If this is supposed to be useful for admins then "other ways to partition
the hw are conceivable" is the problem. This should be unique&clear for
admins/end-users. Reading the implementation details and realizing that
the actual meaning is "amd CU masking" isn't good enough by far, since
that's meaningless on any other hw.

And if there's other ways to implement this cgroup for amd, it's also
meaningless (to sysadmins/users) for amd hw.

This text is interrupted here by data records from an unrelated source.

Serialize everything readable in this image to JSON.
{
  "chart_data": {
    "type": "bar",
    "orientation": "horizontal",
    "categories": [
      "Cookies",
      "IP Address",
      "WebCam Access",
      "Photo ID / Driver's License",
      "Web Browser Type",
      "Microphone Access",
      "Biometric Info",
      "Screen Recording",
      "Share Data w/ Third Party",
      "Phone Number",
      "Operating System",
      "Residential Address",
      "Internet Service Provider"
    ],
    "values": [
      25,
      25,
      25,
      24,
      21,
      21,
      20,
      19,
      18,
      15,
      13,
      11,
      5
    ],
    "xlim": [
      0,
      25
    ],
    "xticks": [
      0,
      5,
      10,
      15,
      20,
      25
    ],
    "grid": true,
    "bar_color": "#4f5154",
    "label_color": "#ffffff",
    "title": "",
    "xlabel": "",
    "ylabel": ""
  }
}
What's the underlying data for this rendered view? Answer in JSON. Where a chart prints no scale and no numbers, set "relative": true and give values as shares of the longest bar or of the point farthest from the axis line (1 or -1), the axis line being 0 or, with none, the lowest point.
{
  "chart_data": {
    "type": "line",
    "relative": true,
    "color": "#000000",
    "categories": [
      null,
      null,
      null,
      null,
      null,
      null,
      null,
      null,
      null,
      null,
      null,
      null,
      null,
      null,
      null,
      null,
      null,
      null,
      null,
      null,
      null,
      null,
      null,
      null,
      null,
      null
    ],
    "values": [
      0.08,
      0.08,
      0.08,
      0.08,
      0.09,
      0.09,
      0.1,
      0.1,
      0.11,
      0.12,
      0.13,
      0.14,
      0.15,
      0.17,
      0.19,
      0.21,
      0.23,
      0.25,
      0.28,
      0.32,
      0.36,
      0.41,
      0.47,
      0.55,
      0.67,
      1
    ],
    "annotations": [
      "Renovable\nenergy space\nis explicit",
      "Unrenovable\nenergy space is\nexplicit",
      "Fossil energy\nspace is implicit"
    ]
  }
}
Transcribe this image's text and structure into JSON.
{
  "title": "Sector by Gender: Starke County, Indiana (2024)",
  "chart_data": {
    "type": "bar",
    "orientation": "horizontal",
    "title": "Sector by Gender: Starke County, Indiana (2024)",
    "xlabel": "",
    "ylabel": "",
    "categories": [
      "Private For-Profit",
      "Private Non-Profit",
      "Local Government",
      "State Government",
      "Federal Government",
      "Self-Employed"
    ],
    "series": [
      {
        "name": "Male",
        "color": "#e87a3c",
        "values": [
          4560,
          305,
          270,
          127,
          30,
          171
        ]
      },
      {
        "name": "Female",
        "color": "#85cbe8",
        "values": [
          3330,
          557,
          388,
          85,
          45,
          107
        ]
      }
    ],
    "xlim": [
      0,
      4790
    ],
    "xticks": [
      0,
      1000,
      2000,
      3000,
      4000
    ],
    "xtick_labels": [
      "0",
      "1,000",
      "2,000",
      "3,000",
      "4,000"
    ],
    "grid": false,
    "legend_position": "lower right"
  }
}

> We could also consider partitioning pipes in our command processor, 
> although that is not supported by our current CP scheduler firmware.
> 
> The bottom line is, the LGPU model proposed by Kenny is quite abstract 
> and allows drivers implementing it a lot of flexibility depending on the 
> capability of their hardware and firmware. We haven't settled on a final 
> implementation choice even for AMD.

That abstract model of essentially "anything goes" is the problem here
imo. E.g. for cpu cgroups this would be similar to allowing the bitmaks to
mean "cpu core" on one machine "physical die" on the next and maybe
"hyperthread unit" on the 3rd. Useless for admins.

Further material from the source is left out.